Ganesh Chaturthi and the ensuing celebrations — at home and in public places for up to 10 days — makes people overcome every restriction, of time, space and energy. People full of enthusiasm, celebrate the festival in whatever capacity possible. Convenience of time and space never becomes a hindrance, but yes, space constraints can slightly dampen your celebrations.
Nitin Beldare, a Pune-based mechanic, says that he has a tiny house in the city’s Sadashiv Peth area and gets Ganapati home every year. “Yes, we do have a small house but that doesn’t hamper our celebrations. Yes, the small space makes elaborate celebrations a little difficult, but we make do somehow,” says Beldare.

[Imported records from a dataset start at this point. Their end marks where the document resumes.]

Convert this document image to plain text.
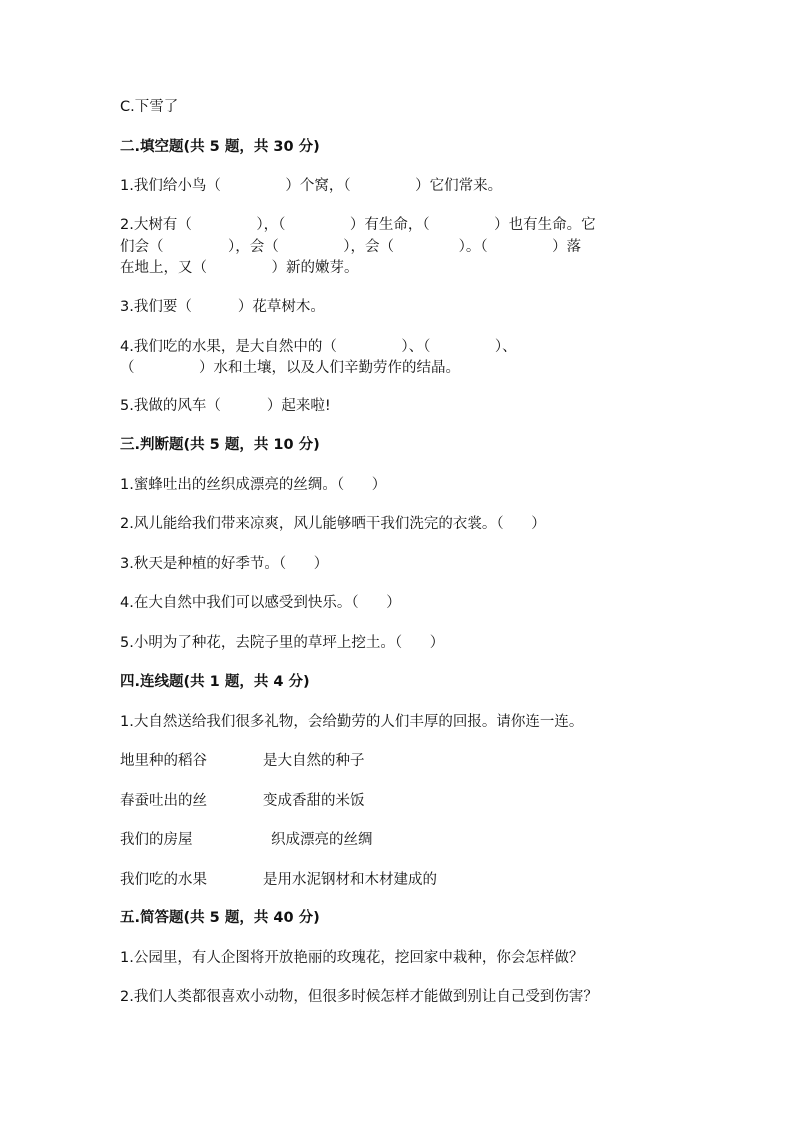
C.下雪了
二.填空题(共 5 题，共 30 分)
1.我们给小鸟（              ）个窝，（              ）它们常来。
2.大树有（              ），（              ）有生命，（              ）也有生命。它
们会（              ），会（              ），会（              ）。（              ）落
在地上，又（              ）新的嫩芽。
3.我们要（          ）花草树木。
4.我们吃的水果，是大自然中的（              ）、（              ）、
（              ）水和土壤，以及人们辛勤劳作的结晶。
5.我做的风车（          ）起来啦!
三.判断题(共 5 题，共 10 分)
1.蜜蜂吐出的丝织成漂亮的丝绸。（      ）
2.风儿能给我们带来凉爽，风儿能够晒干我们洗完的衣裳。（      ）
3.秋天是种植的好季节。（      ）
4.在大自然中我们可以感受到快乐。（      ）
5.小明为了种花，去院子里的草坪上挖土。（      ）
四.连线题(共 1 题，共 4 分)
1.大自然送给我们很多礼物，会给勤劳的人们丰厚的回报。请你连一连。
地里种的稻谷	是大自然的种子
春蚕吐出的丝	变成香甜的米饭
我们的房屋	织成漂亮的丝绸
我们吃的水果	是用水泥钢材和木材建成的
五.简答题(共 5 题，共 40 分)
1.公园里，有人企图将开放艳丽的玫瑰花，挖回家中栽种，你会怎样做？
2.我们人类都很喜欢小动物，但很多时候怎样才能做到别让自己受到伤害？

For such small homes, interior decorator and architect Revati Datir offers some solutions. “One important advice is to create spaces that are multi-functional. Most of us are sure that we are going to get the lord home every year. So sit down and plan it well. Decide on one corner of the house where you will place the idol every year and design it in a way that you can use it every year and at the same time, use it for some other purpose for the rest of the year,” she suggests.
Megha Patil, a Mumbai-based nurse, also gets the Elephant God home every year. In a two-room house in Chembur, Patil often struggles with space given her large family and friends visiting them during the festivities. But she uses some simple home-maker logics to work things out. “First things first, small house means a small Ganapati idol. We choose one corner of the house and dedicate it completely to the celebrations. We put up a nice bedsheet on the table and make it look good with simple decorations. Huge and ambitious decorations in a small house is a bad idea, so I always stick to basic floral arrangements,” she tells us.
“Another way of working things out is placing my couch outside in the verandah. It has two advantages. One, it makes space in the house, and two, the guests feel comfortable sitting outside and catching up,” she says, adding, “The food and dining is one area that becomes a bit messy. But cooperative neighbours and some adjustments help me.” One more reason, why a fixed space works wonders, Datir says. That way, you don’t end up spending time on shifting things every year.
Foldable furniture, according to her, can be the solution to much of our worries. “Something that you can open up during festivities — be it Ganapati or other such festivals — and fold it back into a smaller item for the rest of the year, is a great idea for small spaces,” she advises. A good location for such a piece of furniture, she says, is the area between the kitchen and the drawing room, considering most houses now have a combined kitchen and drawing room area. You may have a table or a platform installed here and can go for a foldable one, which can otherwise be used to contain your microwave or induction plate.
Using innovative lights to brighten the idol area is another suggestion Datir makes. “Don’t go for extra fancy lights that will just jazz up your god. Instead, you can use simpler lights that will brighten the area while making it look larger and more spacious,” she says.
Space or no space, our favourite god is on its way and we are more than ready to welcome it. So, make your small space a little more interesting for Bappa this year.